Figure 5. SipA binds polymyxin B and LL-37 in vitro and in vivo. Wells from a 96-well plate were coated with either purified SipA or VC1638 (A,B). LL-37 (A) or biotin-labeled polymyxin B (B) were added to plates and incubated for 1 h. Levels of binding were detected via (A) anti-LL-37 antibody followed by IgG-HRP or (B) Streptavidin-HRP. VC1638 served as a control protein. (C) Coimmunoprecipitation of LL-37 in the presence and absence of 6×His-sipA. Each culture was crosslinked and lysed before loading onto a Ni-NTA column (input), followed by elution with imidazole (output). Blots were probed with anti-LL-37 antibody. Densitometry of the LL-37 band was calculated based on three separate experiments and normalized to the strain containing empty vector. ∗p = < 0.05, ∗∗p = < 0.01, ∗∗∗p = < 0.001.

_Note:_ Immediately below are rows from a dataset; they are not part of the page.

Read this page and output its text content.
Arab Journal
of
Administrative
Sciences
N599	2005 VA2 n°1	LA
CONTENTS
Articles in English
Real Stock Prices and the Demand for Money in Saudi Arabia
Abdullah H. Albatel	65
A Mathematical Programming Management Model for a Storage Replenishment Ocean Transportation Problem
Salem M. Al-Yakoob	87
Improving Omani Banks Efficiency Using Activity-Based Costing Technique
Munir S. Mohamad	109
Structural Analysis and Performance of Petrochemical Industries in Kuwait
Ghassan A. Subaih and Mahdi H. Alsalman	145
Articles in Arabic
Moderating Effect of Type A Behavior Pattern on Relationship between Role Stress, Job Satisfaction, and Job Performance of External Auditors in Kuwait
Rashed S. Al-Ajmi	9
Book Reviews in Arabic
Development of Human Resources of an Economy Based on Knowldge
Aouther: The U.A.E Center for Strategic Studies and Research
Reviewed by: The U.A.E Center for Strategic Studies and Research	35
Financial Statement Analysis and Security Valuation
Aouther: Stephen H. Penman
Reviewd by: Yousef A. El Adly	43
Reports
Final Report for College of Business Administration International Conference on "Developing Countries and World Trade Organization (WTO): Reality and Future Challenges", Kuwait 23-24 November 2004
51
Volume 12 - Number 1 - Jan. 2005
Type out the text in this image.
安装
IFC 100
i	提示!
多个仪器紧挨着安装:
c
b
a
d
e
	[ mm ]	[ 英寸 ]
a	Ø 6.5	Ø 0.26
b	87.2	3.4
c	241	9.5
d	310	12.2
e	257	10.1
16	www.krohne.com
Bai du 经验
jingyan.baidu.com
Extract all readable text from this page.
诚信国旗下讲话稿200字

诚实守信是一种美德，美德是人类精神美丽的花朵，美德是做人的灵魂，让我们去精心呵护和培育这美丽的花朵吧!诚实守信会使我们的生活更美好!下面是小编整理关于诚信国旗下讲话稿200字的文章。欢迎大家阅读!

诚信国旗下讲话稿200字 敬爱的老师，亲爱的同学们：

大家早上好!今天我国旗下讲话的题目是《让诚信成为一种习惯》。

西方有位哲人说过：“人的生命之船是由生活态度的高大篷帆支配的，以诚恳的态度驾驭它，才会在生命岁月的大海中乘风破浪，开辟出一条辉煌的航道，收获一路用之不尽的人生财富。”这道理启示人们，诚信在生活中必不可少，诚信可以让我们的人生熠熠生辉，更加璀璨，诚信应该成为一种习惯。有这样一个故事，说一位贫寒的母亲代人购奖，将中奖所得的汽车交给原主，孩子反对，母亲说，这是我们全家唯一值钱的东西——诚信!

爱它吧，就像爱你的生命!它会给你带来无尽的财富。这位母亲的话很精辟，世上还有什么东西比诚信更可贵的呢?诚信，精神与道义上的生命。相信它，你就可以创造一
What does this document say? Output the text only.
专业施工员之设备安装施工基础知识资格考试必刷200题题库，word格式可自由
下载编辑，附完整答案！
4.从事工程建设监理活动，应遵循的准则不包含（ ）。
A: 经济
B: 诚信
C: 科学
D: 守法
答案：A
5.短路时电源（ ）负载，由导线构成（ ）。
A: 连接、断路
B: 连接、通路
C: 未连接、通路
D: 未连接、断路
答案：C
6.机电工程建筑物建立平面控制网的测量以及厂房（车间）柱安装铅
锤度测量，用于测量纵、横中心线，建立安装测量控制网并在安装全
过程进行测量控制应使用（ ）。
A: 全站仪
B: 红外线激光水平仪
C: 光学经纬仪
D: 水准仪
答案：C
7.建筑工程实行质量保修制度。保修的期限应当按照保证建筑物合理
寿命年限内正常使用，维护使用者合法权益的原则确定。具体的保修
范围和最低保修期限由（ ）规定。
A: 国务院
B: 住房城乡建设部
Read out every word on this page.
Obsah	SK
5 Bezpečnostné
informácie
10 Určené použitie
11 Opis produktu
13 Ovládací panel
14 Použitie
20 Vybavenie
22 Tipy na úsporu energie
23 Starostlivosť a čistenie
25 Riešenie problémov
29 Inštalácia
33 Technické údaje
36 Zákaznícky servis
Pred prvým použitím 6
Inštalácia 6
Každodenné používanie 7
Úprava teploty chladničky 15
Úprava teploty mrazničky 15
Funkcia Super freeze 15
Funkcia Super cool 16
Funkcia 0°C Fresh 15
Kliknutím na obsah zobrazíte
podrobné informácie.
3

To further examine the interaction between SipA and AMPs we performed coimmunoprecipitation studies in bacterial cells. sipA mutant V. cholerae either containing an empty vector or a sipA overexpression plasmid was grown in the presence of LL-37. Cellular proteins were crosslinked, and the amount of LL-37 associated with the bacteria was assessed by immunoblotting. We observed an equivalent amount of LL-37 in the whole cell lysates prior to loading onto the nickel-NTA resin (input, Figure 5C). After bound proteins were eluted from the nickel column, we detected a much larger amount of LL-37 in the eluate from the SipA-expressing sample compared to ΔsipA strain (Figure 5C). This suggests that LL-37 can also interact with SipA in vivo. This is the first evidence that members of this family of proteins bind to AMPs.
For the observed interaction between LL-37 and SipA to be biologically relevant, it would require that AMPs gain access to the periplasmic space of V. cholerae, where SipA is likely to perform its cellular function. Previous studies showed that LL-37 can enter the periplasm of E. coli (Sochacki et al., 2011), but this had not been tested in V. cholerae. After treatment of bacteria with a sublethal concentration of LL-37 and fractionating into soluble compartments, LL-37 was detected in both the cytoplasmic and the periplasmic space (Figure 6). This suggests that LL-37 is able to enter the periplasm, the likely location in which the interaction between AMPs and SipA occurs.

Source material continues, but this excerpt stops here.